When asked when the talks would resume, he said: “In a month’s time”, without being specific.
The three-week-old talks between the Sudanese government and two rebel groups — Sudan Liberation Movement (SLM) and Justice and Equality Movement (JEM) — have yet to make meaningful progress because of disagreements on the key issues of security and disarmament.
The Sudanese government in a statement on Friday blamed the United States and rebel groups for stalling the talks, especially for refusing to sign the agreement on the humanitarian issue.
“It is regrettable that while the negotiators were fully engaged in the consideration of the security issue, and while they were making real progress, statements made by senior officials of the USA poisoned the talks environment and sent wrong signals to the rebels who immediately stiffened their positions,” the statement said.
Last week, US Secretary of State Colin Powell described the situation in Darfur as “a genocide” and blamed the Sudanese government and its proxy Arab militia Janjaweed for it.
The Khartoum government said it had confidence in the AU-brokered peace and was ready to resume whenever called upon to do so.
“The government of the Sudan maintains that the talks led by the African Union and assisted by other concerned parties, will pave the way for a final, durable and just resolution of the conflict,” it added.
Earlier, an AU mediator had said the talks would be suspended Friday “whether or not the rebels sign the protocol on humanitarian affair”.
The war in Darfur broke out in February 2003 when rebels rose up against Khartoum to demand an end to the political and economic marginalisation of their region, peopled mainly by black Africans.
Khartoum’s response was to back an Arab militia group, known as the Janjaweed, and give it a free rein to crack down on the rebels and their backers. In the 19 months since the conflict began, some 50,000 people have been killed, according to UN estimates.

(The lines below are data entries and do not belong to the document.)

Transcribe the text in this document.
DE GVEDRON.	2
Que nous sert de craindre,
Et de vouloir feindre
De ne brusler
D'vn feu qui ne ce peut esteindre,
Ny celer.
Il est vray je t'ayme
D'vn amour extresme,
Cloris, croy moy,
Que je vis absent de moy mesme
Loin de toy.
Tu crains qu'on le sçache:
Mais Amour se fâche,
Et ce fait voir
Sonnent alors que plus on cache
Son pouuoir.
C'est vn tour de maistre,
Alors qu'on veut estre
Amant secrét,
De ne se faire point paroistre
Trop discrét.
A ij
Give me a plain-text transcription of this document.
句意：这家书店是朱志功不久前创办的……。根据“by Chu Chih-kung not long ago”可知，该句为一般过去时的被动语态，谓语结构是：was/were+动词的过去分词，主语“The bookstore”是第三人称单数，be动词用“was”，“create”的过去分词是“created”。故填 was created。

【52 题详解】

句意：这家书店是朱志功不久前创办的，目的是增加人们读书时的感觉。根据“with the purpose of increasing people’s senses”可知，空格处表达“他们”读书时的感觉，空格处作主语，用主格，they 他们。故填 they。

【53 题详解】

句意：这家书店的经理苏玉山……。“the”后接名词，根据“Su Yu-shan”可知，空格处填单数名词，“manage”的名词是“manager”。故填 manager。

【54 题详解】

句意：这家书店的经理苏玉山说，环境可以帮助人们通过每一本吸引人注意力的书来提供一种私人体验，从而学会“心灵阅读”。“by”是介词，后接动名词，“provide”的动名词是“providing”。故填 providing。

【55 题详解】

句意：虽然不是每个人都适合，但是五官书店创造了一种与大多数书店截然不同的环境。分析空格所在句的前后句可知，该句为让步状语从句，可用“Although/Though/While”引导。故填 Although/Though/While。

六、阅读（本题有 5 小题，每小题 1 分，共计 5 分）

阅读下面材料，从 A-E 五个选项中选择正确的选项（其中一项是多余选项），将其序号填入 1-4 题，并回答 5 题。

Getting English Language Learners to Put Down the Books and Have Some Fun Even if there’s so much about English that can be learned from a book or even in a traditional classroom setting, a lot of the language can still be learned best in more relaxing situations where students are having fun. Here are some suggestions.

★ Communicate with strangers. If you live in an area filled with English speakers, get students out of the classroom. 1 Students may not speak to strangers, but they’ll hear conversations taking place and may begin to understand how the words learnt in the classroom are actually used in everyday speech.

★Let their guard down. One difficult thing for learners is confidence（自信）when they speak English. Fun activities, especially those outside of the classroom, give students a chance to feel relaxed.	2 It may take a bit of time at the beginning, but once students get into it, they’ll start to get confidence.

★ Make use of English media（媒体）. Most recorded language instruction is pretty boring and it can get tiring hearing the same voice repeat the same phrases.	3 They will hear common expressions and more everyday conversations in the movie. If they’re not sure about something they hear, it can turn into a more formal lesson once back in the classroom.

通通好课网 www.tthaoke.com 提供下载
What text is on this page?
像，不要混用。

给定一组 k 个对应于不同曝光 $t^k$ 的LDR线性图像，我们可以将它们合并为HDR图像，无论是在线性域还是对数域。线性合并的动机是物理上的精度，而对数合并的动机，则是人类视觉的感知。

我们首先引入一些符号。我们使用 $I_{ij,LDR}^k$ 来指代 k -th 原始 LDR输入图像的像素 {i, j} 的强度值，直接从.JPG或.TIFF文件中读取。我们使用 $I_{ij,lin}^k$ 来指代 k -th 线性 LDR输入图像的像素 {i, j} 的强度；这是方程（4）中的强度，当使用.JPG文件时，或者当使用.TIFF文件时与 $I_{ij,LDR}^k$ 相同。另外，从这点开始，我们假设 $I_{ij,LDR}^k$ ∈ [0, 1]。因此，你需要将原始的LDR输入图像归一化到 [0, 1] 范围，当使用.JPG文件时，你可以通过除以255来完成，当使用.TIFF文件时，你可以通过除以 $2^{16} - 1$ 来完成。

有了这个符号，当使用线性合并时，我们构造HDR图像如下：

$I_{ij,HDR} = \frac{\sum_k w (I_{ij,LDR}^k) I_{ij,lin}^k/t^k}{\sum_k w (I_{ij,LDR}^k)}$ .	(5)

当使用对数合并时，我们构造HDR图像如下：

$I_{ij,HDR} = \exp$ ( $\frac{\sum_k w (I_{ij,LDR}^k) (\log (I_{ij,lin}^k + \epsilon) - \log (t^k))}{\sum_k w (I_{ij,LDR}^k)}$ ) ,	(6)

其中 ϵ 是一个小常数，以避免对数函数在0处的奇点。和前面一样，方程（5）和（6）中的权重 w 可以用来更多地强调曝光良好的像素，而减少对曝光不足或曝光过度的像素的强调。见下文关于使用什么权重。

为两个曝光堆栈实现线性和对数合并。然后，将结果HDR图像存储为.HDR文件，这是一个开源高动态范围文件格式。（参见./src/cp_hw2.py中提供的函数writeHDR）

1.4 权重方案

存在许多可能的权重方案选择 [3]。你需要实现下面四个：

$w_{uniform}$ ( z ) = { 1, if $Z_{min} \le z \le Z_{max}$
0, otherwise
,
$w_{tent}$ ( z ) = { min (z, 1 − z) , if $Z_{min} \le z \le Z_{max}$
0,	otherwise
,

The Janjaweed has been accused of conducting a scorched earth policy in Darfur, of ethnic cleansing and even, in tandem with Khartoum, of genocide — an accusation made last week by US Secretary of State Colin Powell.
The United States has brought a resolution on Darfur before the UN Security Council, threatening to impose sanctions on Sudan’s oil industry if Khartoum does not take steps to end the carnage in its western region.
UN Secretary General Kofi Annan on Thursday called on the Security Council to act immediately on the resolution.
China has threatened to veto the resolution, which presses Khartoum to rein in the Janjaweed and calls for an expanded force of African Union monitors in Darfur.